L’État-nation syrien est en piteux état. Pour autant, le retour aux États ethno-confessionnels est-il inévitable ?
La nation syrienne, telle qu’imaginée par l’historiographie officielle, basée sur l’arabité avant toute chose, a-t-elle jamais eu de substance ? Et après tout, si des États fondés sur une identité confessionnelle permettent à la région de connaître la stabilité, pourquoi pas ? Mais le divorce amiable semble impossible… La majorité – et la totalité – des acteurs semblent considérer qu’elle doit jouir du monopole du pouvoir sur tout le territoire. Céder une partie de ses prérogatives ou tout détruire, telle est la question. Le régime porte une lourde responsabilité en ceci, mais il n’est pas le seul.

Quid des frontières de la Syrie ? Peut-on imaginer des régions plus ou moins autonomes comme le Kurdistan irakien ?
Les frontières ne sont que le fruit de l’époque mandataire (et coloniale), est-il sage de les regarder comme intangibles et sacrées ? Cependant, l’autonomie nécessite la viabilité économique. Or, on voit mal des micro-États survivre, surtout si le degré de belligérance est très élevé, avec fermeture des frontières. La côte syrienne, avec alaouites et chrétiens essentiellement, pourrait s’en tirer grâce à la façade maritime. Damas aussi, avec le lien libanais. Pour le reste, c’est beaucoup moins sûr, surtout si on réfléchit en terme de développement socioéconomique.

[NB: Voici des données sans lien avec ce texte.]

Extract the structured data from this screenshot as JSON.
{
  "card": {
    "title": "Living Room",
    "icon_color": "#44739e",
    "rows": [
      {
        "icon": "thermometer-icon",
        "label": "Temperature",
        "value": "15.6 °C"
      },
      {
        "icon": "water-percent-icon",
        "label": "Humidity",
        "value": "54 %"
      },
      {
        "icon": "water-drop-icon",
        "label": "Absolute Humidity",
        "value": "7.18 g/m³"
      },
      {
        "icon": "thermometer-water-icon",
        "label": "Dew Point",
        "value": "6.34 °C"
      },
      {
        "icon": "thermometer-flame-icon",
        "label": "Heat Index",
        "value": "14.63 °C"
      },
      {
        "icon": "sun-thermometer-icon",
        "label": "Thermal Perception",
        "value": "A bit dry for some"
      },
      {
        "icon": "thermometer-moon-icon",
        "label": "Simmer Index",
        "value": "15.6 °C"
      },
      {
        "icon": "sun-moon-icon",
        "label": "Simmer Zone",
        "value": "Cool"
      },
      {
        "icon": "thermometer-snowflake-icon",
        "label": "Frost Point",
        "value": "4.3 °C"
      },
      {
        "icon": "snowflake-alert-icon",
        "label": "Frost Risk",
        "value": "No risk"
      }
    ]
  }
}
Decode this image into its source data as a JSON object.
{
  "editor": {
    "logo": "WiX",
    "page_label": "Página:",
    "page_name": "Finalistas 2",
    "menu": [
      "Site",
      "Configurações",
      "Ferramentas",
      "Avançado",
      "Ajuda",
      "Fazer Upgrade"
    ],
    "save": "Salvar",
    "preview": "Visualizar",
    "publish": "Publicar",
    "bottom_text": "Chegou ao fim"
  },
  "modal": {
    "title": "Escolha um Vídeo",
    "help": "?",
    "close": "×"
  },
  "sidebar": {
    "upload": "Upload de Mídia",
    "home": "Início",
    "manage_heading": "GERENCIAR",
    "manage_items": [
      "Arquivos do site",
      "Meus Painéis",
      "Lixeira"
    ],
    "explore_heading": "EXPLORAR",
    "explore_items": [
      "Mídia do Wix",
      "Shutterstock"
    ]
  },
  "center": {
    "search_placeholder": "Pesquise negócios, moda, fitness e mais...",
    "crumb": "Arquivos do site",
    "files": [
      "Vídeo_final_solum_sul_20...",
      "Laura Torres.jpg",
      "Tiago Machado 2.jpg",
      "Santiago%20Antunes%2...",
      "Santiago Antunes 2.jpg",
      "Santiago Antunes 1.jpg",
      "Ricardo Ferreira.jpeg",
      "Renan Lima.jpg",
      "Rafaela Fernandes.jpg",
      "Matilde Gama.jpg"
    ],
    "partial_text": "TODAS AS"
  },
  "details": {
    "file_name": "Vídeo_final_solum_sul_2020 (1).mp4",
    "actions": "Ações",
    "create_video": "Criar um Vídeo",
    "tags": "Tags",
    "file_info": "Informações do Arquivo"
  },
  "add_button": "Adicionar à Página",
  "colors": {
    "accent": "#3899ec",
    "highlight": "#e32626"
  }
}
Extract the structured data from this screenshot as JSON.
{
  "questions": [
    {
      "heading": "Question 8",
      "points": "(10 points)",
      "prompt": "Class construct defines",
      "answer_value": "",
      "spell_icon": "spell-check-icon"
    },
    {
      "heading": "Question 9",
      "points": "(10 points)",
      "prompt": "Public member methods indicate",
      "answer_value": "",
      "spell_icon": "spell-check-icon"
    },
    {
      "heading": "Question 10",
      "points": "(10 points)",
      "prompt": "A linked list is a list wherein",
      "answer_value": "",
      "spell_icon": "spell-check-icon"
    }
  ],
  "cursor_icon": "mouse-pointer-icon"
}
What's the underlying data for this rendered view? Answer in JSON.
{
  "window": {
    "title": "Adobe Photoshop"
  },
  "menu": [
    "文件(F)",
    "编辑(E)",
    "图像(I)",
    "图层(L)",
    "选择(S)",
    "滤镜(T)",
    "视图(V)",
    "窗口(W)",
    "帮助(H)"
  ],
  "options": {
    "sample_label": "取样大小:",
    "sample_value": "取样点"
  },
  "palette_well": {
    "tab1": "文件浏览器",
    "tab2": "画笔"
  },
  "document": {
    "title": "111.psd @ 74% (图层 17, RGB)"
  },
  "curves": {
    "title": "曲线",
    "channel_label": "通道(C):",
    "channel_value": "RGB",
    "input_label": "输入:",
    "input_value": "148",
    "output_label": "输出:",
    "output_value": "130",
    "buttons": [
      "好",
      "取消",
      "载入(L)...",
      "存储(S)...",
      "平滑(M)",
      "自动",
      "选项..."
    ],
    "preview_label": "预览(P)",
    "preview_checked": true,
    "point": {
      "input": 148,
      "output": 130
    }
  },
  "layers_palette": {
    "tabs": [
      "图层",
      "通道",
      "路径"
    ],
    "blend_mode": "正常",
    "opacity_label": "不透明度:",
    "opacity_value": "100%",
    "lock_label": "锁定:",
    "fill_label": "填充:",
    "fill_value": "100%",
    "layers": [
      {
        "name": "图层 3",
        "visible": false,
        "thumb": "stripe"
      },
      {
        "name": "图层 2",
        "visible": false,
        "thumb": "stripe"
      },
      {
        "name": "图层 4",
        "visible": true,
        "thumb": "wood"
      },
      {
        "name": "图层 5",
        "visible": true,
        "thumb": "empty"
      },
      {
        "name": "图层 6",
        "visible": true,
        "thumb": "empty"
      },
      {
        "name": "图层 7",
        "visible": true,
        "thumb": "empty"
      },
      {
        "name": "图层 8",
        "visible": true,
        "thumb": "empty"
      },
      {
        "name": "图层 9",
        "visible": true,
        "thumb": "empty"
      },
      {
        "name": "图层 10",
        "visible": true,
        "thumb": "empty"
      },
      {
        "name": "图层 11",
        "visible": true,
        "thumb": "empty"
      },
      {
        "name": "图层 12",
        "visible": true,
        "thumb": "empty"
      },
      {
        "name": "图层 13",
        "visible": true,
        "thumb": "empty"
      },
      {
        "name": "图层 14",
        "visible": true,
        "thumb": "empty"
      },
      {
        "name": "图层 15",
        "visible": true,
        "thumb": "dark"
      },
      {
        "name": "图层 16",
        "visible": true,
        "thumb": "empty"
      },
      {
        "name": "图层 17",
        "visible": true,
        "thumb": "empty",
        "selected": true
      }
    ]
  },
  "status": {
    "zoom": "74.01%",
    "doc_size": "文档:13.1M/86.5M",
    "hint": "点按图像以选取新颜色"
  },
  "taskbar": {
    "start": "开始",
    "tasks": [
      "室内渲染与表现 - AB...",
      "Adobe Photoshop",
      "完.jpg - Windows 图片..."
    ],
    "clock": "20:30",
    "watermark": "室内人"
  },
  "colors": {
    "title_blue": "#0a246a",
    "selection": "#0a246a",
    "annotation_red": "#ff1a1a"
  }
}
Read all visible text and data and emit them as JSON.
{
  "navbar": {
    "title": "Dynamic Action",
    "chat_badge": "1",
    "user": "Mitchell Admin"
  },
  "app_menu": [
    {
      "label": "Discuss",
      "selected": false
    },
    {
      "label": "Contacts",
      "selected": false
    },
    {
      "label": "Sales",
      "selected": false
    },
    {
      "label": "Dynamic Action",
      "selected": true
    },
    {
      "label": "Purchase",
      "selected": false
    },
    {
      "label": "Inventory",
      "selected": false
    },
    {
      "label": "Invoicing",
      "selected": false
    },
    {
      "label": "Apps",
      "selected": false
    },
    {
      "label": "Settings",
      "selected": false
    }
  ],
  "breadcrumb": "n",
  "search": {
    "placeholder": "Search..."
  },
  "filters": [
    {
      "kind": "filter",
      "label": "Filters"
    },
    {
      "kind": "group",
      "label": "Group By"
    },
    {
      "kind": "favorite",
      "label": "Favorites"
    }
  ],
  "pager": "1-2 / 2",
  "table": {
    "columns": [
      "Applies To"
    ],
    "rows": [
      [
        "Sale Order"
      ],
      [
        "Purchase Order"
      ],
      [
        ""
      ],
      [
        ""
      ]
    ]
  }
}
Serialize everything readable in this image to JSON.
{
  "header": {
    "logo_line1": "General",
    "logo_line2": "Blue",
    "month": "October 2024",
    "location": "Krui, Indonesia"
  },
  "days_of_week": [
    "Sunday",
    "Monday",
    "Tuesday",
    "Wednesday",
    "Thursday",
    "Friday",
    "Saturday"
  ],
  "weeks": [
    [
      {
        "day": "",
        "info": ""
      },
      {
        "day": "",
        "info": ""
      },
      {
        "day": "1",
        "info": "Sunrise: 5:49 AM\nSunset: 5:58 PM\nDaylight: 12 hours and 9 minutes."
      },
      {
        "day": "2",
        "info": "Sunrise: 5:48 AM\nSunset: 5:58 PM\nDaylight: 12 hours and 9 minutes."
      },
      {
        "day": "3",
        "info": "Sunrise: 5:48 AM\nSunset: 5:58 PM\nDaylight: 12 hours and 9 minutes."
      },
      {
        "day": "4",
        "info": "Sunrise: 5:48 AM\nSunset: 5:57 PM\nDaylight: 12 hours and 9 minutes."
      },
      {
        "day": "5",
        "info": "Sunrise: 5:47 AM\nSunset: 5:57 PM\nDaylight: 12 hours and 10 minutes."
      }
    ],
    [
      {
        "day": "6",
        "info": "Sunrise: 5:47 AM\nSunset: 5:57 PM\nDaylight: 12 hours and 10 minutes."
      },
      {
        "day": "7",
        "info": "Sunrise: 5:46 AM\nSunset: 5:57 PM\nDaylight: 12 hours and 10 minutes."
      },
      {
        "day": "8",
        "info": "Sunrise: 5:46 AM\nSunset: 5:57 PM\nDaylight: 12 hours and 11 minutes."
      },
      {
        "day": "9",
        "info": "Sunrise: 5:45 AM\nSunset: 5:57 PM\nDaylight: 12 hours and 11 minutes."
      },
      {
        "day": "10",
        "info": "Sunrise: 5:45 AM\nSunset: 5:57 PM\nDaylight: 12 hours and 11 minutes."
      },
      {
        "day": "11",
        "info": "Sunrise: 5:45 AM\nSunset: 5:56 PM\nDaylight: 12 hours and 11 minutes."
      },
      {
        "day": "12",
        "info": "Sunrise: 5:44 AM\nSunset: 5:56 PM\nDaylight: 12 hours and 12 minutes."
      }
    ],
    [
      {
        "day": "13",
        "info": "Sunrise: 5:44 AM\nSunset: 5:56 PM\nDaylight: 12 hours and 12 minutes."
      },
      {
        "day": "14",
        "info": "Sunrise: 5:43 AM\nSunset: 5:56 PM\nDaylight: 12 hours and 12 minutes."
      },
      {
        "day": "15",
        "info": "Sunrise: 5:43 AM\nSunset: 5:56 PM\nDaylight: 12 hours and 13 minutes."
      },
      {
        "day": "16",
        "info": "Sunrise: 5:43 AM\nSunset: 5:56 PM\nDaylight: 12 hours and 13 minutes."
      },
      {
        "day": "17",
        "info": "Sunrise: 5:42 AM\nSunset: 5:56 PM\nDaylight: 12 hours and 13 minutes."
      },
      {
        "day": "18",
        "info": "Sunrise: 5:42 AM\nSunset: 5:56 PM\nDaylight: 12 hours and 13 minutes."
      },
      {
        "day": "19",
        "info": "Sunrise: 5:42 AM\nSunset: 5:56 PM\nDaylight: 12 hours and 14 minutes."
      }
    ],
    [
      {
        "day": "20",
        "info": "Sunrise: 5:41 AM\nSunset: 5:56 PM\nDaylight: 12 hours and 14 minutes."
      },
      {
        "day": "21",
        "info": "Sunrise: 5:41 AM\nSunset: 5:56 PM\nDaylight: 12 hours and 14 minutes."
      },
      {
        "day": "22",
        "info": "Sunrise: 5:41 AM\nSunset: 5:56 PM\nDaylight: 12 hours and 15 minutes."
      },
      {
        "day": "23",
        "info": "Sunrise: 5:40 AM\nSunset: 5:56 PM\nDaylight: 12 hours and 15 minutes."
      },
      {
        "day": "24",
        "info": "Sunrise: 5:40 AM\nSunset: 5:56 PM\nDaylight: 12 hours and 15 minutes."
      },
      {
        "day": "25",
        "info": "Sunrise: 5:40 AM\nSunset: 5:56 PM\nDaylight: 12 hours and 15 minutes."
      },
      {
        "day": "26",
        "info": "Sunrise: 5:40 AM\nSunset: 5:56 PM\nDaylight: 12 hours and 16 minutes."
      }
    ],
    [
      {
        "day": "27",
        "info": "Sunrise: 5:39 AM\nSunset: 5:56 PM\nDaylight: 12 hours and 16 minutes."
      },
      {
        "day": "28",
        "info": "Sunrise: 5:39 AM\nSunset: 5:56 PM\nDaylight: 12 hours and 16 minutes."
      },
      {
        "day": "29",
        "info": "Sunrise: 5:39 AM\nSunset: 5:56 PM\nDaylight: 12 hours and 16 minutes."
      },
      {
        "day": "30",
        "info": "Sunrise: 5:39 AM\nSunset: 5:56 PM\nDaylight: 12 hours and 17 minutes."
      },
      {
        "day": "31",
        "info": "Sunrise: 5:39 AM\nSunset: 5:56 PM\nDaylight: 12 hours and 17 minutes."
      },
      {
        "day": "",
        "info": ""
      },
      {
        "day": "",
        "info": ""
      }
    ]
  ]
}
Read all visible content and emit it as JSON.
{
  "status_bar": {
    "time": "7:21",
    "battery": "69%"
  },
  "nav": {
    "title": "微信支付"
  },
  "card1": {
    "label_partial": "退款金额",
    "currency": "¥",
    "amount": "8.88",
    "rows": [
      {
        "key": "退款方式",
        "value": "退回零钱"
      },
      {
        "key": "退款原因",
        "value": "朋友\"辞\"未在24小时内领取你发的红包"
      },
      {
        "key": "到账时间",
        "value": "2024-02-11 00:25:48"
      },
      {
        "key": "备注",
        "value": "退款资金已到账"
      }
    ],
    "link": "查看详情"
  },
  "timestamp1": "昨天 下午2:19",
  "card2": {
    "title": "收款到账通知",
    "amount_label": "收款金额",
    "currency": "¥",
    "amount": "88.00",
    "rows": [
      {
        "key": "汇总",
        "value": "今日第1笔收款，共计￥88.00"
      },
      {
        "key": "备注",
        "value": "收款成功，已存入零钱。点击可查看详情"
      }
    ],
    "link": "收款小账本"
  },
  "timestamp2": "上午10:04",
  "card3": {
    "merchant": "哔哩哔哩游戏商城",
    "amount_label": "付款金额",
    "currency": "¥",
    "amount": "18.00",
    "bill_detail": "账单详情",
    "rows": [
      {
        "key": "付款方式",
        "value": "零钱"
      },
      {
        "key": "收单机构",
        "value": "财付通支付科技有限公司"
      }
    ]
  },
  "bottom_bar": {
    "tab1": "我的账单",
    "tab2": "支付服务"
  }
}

Quant aux Kurdes de Syrie, même une continuité territoriale avec le Kurdistan irakien ne garantirait ni sécurité ni prospérité.

Et les champs pétroliers de l’Est syrien ? Ne peuvent-ils pas constituer la base d’une autonomie économique ?
Ces gisements qui constituent une source de richesses bien réelle – exploitée d’ailleurs par l’Etat islamique – pourraient servir de base à une entité politique mais à condition de pouvoir le protéger et l’exporter, c’est-à-dire dans le cadre d’un arrangement complexe avec les voisins et un accord des puissances régionales. Or, aujourd’hui, on voit mal une telle situation se développer avec les craintes des Turcs qui ne souhaitent pas voir une autonomie kurde, et probablement une Syrie future qui ne renoncera pas facilement à cette richesse…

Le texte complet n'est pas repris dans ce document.